Çok yavaş yol alabilen kayıkta sadece dört kişi vardı. İki kayıkçıdan biri elindeki uzun sırıkla göl yüzeyindeki buzları kırıyor, diğeri açılan yoldan ilerliyordu. Üçüncü kişi ise, elindeki mavzer tüfeği ile dördüncü kişiyi izliyor ve refakat ediyordu. Bu şahıs, daha sonraları “Bediüzzaman’ı Barla’ya götüren jandarma Şevket.” diye tanınacaktı.

1926 yılının Şubat ayı ortalarıydı. Buz gibi dondurucu bir soğuk vardı. Göl yüzeyi tamamen buzlarla kaplıydı. Isparta’nın Eğirdir ilçesinden kayığa binmişler ve karşı sahildeki Barla Nahiyesine doğru yol alıyorlardı. Gölün ortasına gelince kalın ve tok bir ses “Kardaşlarım! Kayığın yönünü kıbleye çevirin. Namaz vakti girdi, ben namaz kılacağım.” dedi. Âmirâne ve hükmeden bu sese diğerleri itaat etti ve kayığın yönü kıbleye çevrildi. Bu asil sesin sahibi namaza durmuştu. Sanki bu âlemden ayrılıp bambaşka âlemlere gitmişti. Bu olayı sonradan hatıralarında anlatan jandarma Şevket diyor: “Bediüzzaman namaza öyle bir duruş durdu ki, ben hayatımda öyle namaz kılan bir insana rastlamadım.”

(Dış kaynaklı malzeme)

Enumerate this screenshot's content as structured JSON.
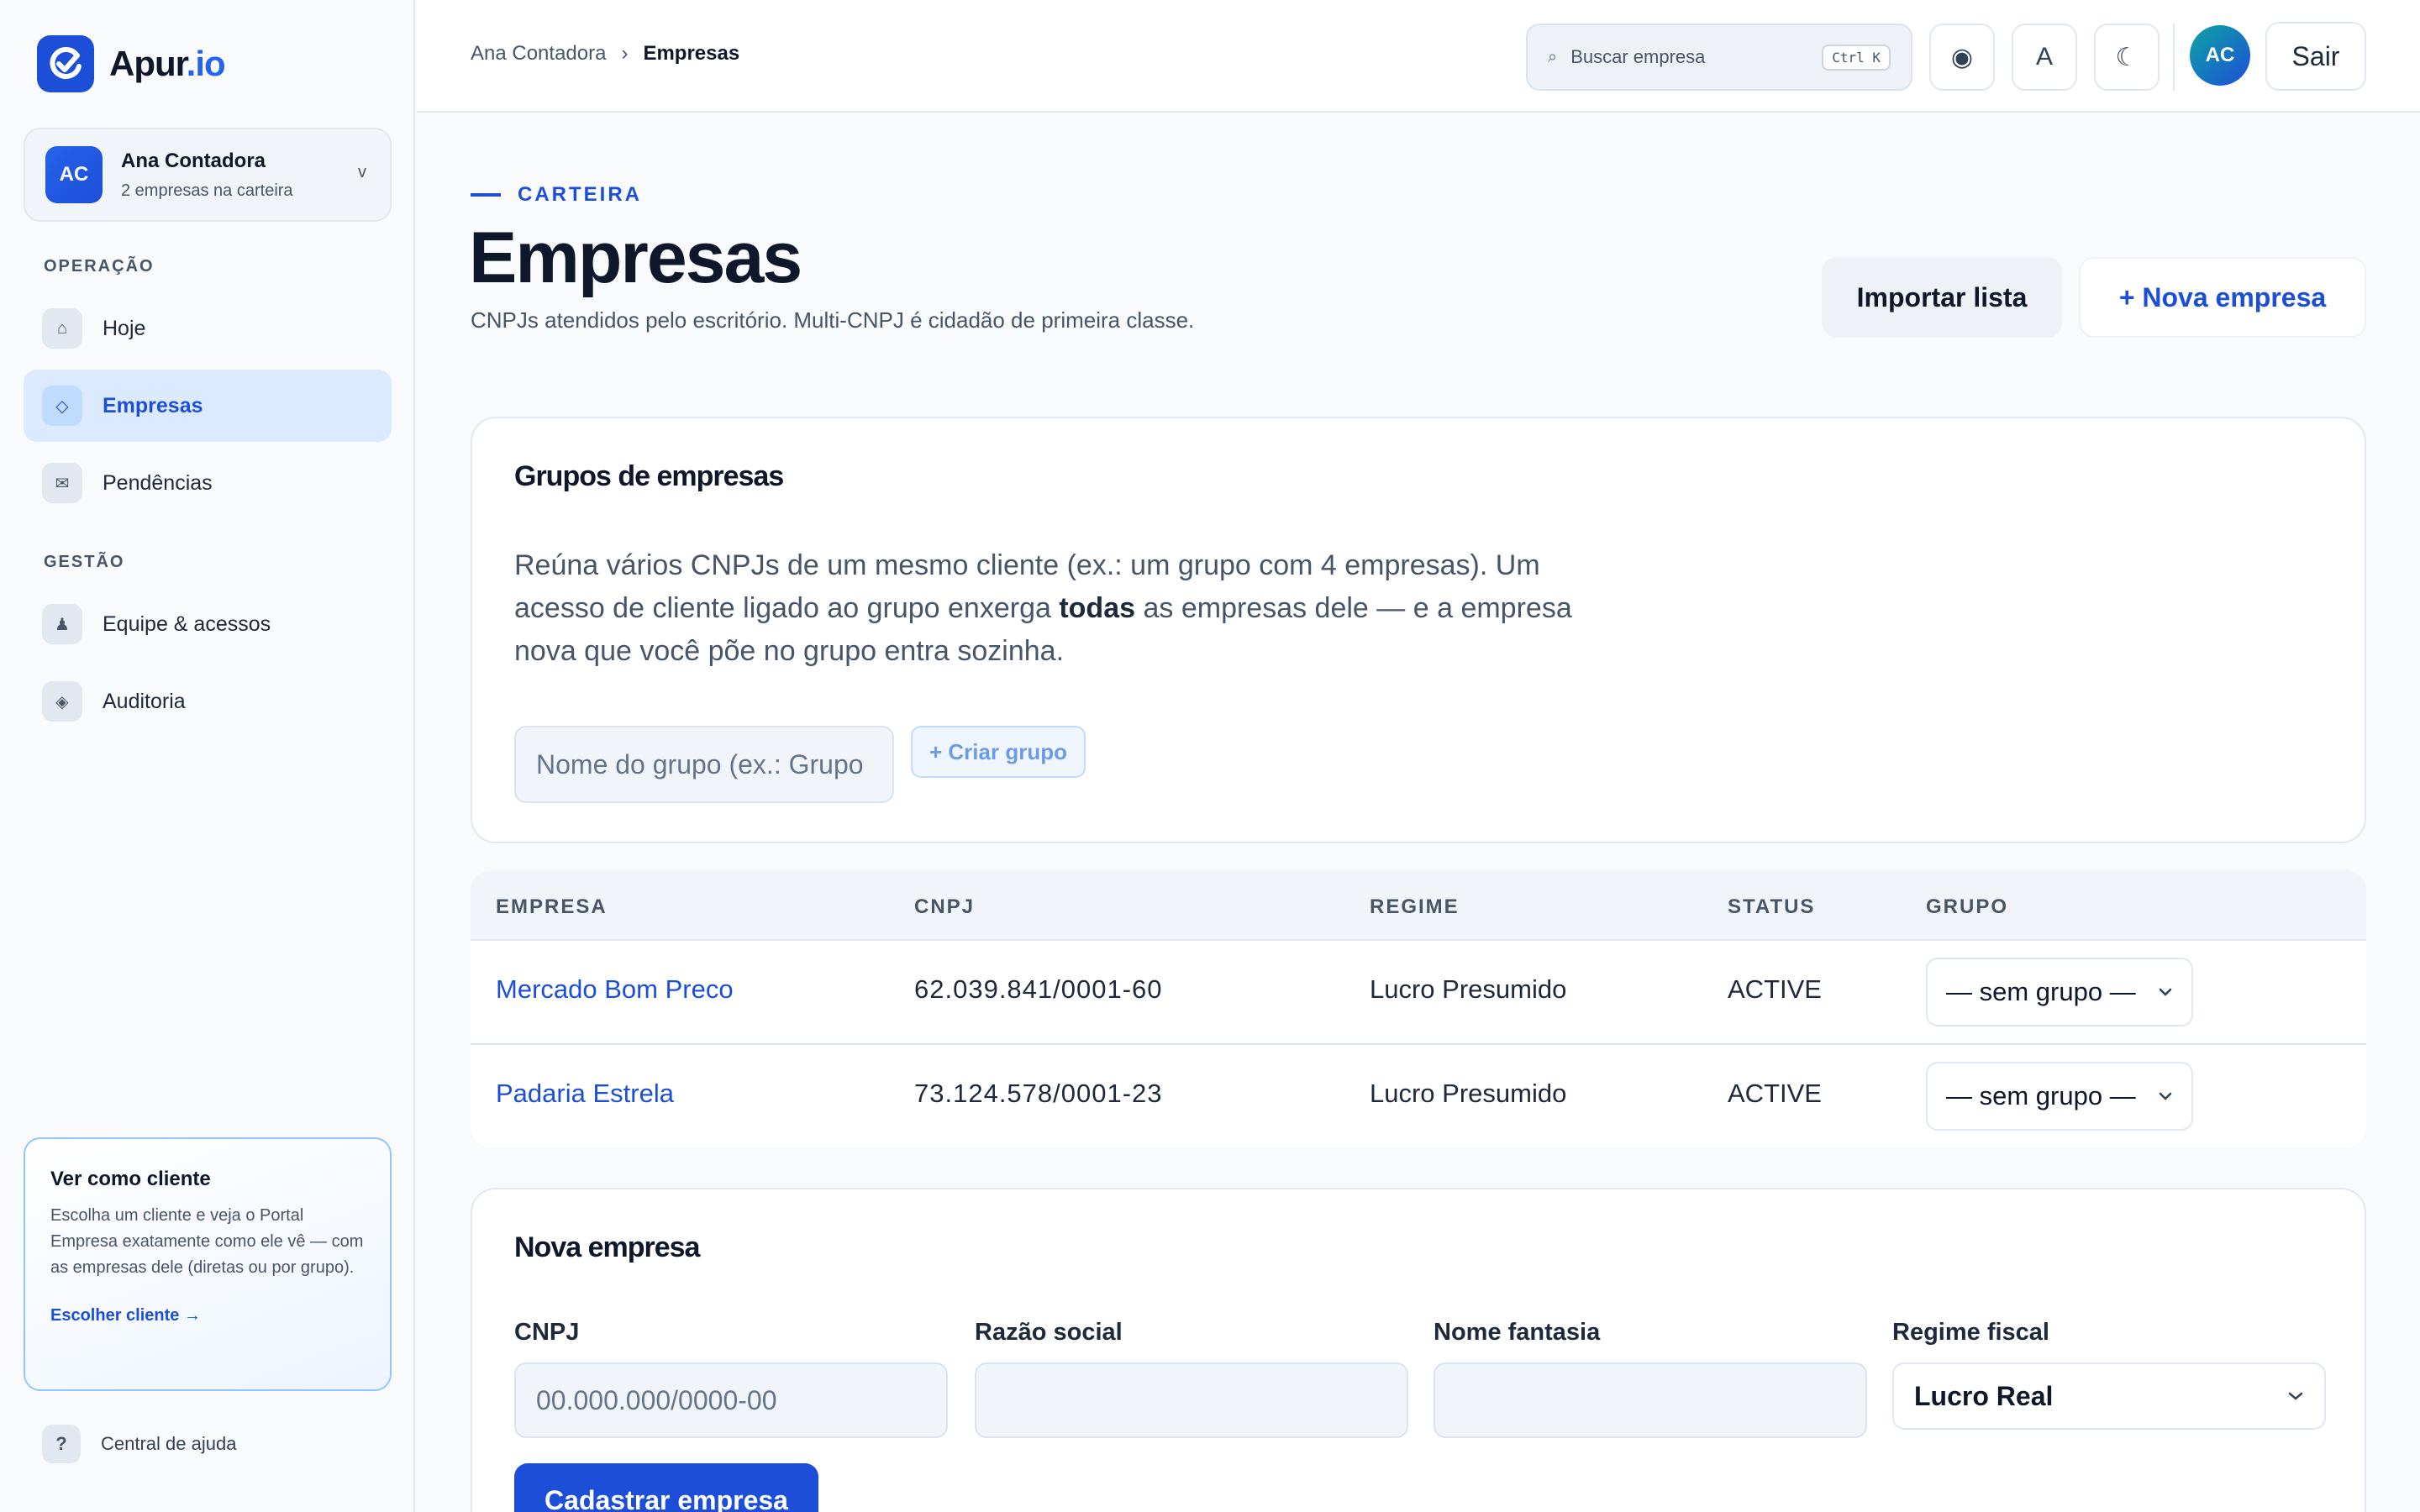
{
  "app": {
    "logo_main": "Apur",
    "logo_accent": ".io"
  },
  "account": {
    "initials": "AC",
    "name": "Ana Contadora",
    "subtitle": "2 empresas na carteira",
    "chevron": "v"
  },
  "sidebar": {
    "sections": [
      {
        "label": "OPERAÇÃO"
      },
      {
        "label": "GESTÃO"
      }
    ],
    "items": [
      {
        "label": "Hoje",
        "icon": "⌂",
        "active": false
      },
      {
        "label": "Empresas",
        "icon": "◇",
        "active": true
      },
      {
        "label": "Pendências",
        "icon": "✉",
        "active": false
      },
      {
        "label": "Equipe & acessos",
        "icon": "♟",
        "active": false
      },
      {
        "label": "Auditoria",
        "icon": "◈",
        "active": false
      }
    ],
    "client_card": {
      "title": "Ver como cliente",
      "description": "Escolha um cliente e veja o Portal Empresa exatamente como ele vê — com as empresas dele (diretas ou por grupo).",
      "link": "Escolher cliente →"
    },
    "help": {
      "icon": "?",
      "label": "Central de ajuda"
    }
  },
  "topbar": {
    "breadcrumb": {
      "parent": "Ana Contadora",
      "separator": "›",
      "current": "Empresas"
    },
    "search": {
      "icon": "⌕",
      "placeholder": "Buscar empresa",
      "shortcut": "Ctrl K"
    },
    "buttons": {
      "record_icon": "◉",
      "font_icon": "A",
      "theme_icon": "☾"
    },
    "user_initials": "AC",
    "logout_label": "Sair"
  },
  "page": {
    "eyebrow": "CARTEIRA",
    "title": "Empresas",
    "subtitle": "CNPJs atendidos pelo escritório. Multi-CNPJ é cidadão de primeira classe.",
    "import_label": "Importar lista",
    "new_label": "+ Nova empresa"
  },
  "groups": {
    "title": "Grupos de empresas",
    "description_before": "Reúna vários CNPJs de um mesmo cliente (ex.: um grupo com 4 empresas). Um acesso de cliente ligado ao grupo enxerga ",
    "description_bold": "todas",
    "description_after": " as empresas dele — e a empresa nova que você põe no grupo entra sozinha.",
    "input_placeholder": "Nome do grupo (ex.: Grupo",
    "create_label": "+ Criar grupo"
  },
  "table": {
    "columns": [
      "EMPRESA",
      "CNPJ",
      "REGIME",
      "STATUS",
      "GRUPO"
    ],
    "rows": [
      {
        "empresa": "Mercado Bom Preco",
        "cnpj": "62.039.841/0001-60",
        "regime": "Lucro Presumido",
        "status": "ACTIVE",
        "grupo": "— sem grupo —"
      },
      {
        "empresa": "Padaria Estrela",
        "cnpj": "73.124.578/0001-23",
        "regime": "Lucro Presumido",
        "status": "ACTIVE",
        "grupo": "— sem grupo —"
      }
    ]
  },
  "new_company": {
    "title": "Nova empresa",
    "fields": {
      "cnpj_label": "CNPJ",
      "cnpj_placeholder": "00.000.000/0000-00",
      "razao_label": "Razão social",
      "fantasia_label": "Nome fantasia",
      "regime_label": "Regime fiscal",
      "regime_value": "Lucro Real"
    },
    "submit_label": "Cadastrar empresa"
  },
  "colors": {
    "accent": "#1d4ed8",
    "active_bg": "#dbeafe",
    "text": "#0f172a",
    "muted": "#475569"
  }
}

Bediüzzaman, devletin emriyle sürgüne gönderiliyordu. Şeyh Said isyanıyla hiçbir alâkası olmadığı, hatta onun ikazlarıyla Van, Bitlis ve Siirt gibi iller bu isyana katılmadıkları halde, devlet onu tedbir amaçlı olarak sürgün etmişti. Görünüşteki sebepler bir bahaneydi. Aslında, kader onu çok büyük bir vazifeyi gerçekleştirmek için Barla’ya sevk ediyordu. Beşer zulmü içinde, kaderin adaleti icra ediliyordu.

Bahsi geçen 1920-1930 yılları, bir çeyrek asır sürecek olan dehşetli bir istibdat ve zorbalık döneminin ilk seneleriydi. Din dışı bir hayat, devlet gücüyle millete dayatılıyor, bir tek dinî eserin telifine izin verilmiyordu. Okullardan din dersleri kaldırılmış, bin yıldan beri milletin okuyup yazdığı Kur’an yazısı yasaklanmış, Kur’an-ı Kerim  ve Peygamber Efendimiz (asm) hakkında ağza alınmayacak hakaretli sözler, devletin en tepesindeki adamlar tarafından sarf ediliyordu.

İnsanların, Hz. Adem (as) ve Havva validemizden çoğalarak yaratıldığı inancı alaya alınıyor ve insanlığın maymun soyundan türediği fikri resmen inandırılmaya çalışılıyordu. Allah inancı yerine tabiat ve doğa kanunları fikri esas alınıyor, âhirete inanmanın bir aldatma ve uyutma olduğu yeni nesillere telkin ediliyordu. İman ve İslâm hakikatlerine karşı devlet gücüyle tamamen savaş açılmıştı. (Devamı yarın)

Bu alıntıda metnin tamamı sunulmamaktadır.